The front panel of Shuttle SN85G4 carries two USB 2.0 ports, one IEEE1394 port, a headphones jack, a microphone- and Line-Ins. Of course there you will also fins Power and Reset buttons, a power indicator (blue) and a HDD workmode indicator (orange).

There is also a black plastic panel covering the 5-inch bay if the is no optical drive installed there. So, if you are not going to use any optical drives at all your system front panel will look just ideal from the design and color point of view. Unfortunately, I couldn’t do without a CD-ROM drive. Moreover, I didn’t have a drive with a black plastic front panel, so I had to enjoy a slightly spoiled harmony of the SN85G4 system. However, you shouldn’t get frustrated at all, because you will easily find a black CD- or DVD-drive.

Now let’s take a look at the back panel:

Besides the PSU connector, of course, we can also see two High Speed USB ports, an IEEE1394a (FireWire port), an Ethernet connector, three minijack connectors for a six-channel sound system, and PS/2 connectors for the keyboard and mouse. Also there are S/PDIF In- and Out ports, a Serial and a Parallel port.

If you compare the type and location of the connectors on Shuttle SN85G4 with the connectors on any other Shuttle barebones, you will notice a few big differences.

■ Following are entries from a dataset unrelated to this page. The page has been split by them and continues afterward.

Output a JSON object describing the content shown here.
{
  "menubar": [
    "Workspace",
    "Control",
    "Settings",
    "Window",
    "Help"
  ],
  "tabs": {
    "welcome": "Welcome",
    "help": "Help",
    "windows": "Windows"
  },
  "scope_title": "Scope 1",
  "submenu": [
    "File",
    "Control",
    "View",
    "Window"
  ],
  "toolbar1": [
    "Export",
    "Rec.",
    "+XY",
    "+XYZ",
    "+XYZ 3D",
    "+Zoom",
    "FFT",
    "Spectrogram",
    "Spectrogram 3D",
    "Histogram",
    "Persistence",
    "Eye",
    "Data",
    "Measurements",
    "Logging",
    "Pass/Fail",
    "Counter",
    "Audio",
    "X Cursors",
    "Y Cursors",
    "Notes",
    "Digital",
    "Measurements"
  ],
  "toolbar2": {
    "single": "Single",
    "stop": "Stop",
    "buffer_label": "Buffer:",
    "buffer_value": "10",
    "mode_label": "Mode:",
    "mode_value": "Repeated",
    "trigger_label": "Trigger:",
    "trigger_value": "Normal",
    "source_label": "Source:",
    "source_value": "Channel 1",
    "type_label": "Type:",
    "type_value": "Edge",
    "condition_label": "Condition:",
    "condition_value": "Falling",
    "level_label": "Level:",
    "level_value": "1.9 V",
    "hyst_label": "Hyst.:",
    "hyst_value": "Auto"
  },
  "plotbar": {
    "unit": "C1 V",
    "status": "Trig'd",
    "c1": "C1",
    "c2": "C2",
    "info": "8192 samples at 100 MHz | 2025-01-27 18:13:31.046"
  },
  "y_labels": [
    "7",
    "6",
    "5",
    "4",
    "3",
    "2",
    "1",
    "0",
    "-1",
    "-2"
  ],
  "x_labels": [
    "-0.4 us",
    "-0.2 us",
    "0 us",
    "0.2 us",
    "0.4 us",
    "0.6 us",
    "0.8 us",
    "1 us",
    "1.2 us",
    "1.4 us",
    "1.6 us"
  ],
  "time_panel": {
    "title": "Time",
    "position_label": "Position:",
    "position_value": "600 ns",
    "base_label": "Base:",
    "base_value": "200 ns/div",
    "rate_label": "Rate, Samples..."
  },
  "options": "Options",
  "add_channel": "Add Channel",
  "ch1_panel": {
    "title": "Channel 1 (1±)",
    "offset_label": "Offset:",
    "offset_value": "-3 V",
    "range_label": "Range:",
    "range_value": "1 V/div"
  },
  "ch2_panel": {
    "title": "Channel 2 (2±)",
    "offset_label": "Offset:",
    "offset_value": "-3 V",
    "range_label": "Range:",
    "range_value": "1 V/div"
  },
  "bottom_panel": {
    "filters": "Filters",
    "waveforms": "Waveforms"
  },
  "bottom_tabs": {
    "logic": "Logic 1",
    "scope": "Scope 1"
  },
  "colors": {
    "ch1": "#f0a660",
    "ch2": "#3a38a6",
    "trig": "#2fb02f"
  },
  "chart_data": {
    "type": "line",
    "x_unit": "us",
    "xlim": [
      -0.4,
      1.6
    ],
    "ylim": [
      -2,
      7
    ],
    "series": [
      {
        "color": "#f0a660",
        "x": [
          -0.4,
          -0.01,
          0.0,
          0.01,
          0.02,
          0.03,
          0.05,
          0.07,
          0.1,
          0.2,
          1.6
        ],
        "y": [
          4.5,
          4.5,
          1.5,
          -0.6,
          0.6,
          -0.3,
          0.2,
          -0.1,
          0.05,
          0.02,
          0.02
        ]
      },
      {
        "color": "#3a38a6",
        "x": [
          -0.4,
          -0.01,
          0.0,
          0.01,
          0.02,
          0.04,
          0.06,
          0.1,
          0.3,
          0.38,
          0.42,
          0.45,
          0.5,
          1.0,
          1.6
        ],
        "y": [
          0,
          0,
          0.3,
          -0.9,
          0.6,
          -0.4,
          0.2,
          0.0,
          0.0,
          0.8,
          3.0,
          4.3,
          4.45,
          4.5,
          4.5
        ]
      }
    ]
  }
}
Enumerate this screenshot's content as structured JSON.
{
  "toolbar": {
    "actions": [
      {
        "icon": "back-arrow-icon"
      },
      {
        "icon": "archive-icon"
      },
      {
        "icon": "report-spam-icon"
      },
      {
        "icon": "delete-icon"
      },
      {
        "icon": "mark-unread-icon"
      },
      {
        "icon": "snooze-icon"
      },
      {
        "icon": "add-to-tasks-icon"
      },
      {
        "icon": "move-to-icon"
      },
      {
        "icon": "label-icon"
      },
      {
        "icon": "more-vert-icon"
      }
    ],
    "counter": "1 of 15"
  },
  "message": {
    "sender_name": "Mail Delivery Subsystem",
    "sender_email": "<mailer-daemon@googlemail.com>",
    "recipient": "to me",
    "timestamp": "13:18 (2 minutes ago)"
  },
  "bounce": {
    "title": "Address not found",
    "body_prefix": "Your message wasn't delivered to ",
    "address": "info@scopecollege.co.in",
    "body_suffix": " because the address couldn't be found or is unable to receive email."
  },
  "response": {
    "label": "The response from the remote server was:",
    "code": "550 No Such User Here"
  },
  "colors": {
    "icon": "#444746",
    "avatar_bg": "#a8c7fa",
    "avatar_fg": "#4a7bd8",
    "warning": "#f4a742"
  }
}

Note that all these differences can be found only on the back panel, because Shuttle seems to be rather conservative about changing the features of the  front panel: a usual there are only two USB ports, one FireWire port and three minijack ports.

So, the back panel of Shuttle SN85G4 now boasts a Parallel port, which is very good news for those of you who do not have a USB printer (in fact these printers are still quite numerous). Moreover, some software utilities intended to prevent illegal copying of the data use electronic HASP keys, which also require a Parallel port. Although I really don’t know if Shuttle marketing people really took this type of users into account when they were working on SN85G4 design and features.

As is known, nothing appears from or disappears into nowhere. The available room on the back panel of the barebone system also obeys this universal law. Therefore, we assume some ports should have been sacrificed to allow the LPT-port. Of course, these “victims” are additional USB and FireWire ports as well as the second COM port, which are no longer there. The previous cubic barebone models from Shuttle used to have two FireWire ports and two USB ports, or two FireWire ports and four USB ports, and sometimes they also had two COM ports instead of one. SN85G4 features only two USB ports, one FireWire and one COM port on the back panel. However, it boasts a printer LPT port instead.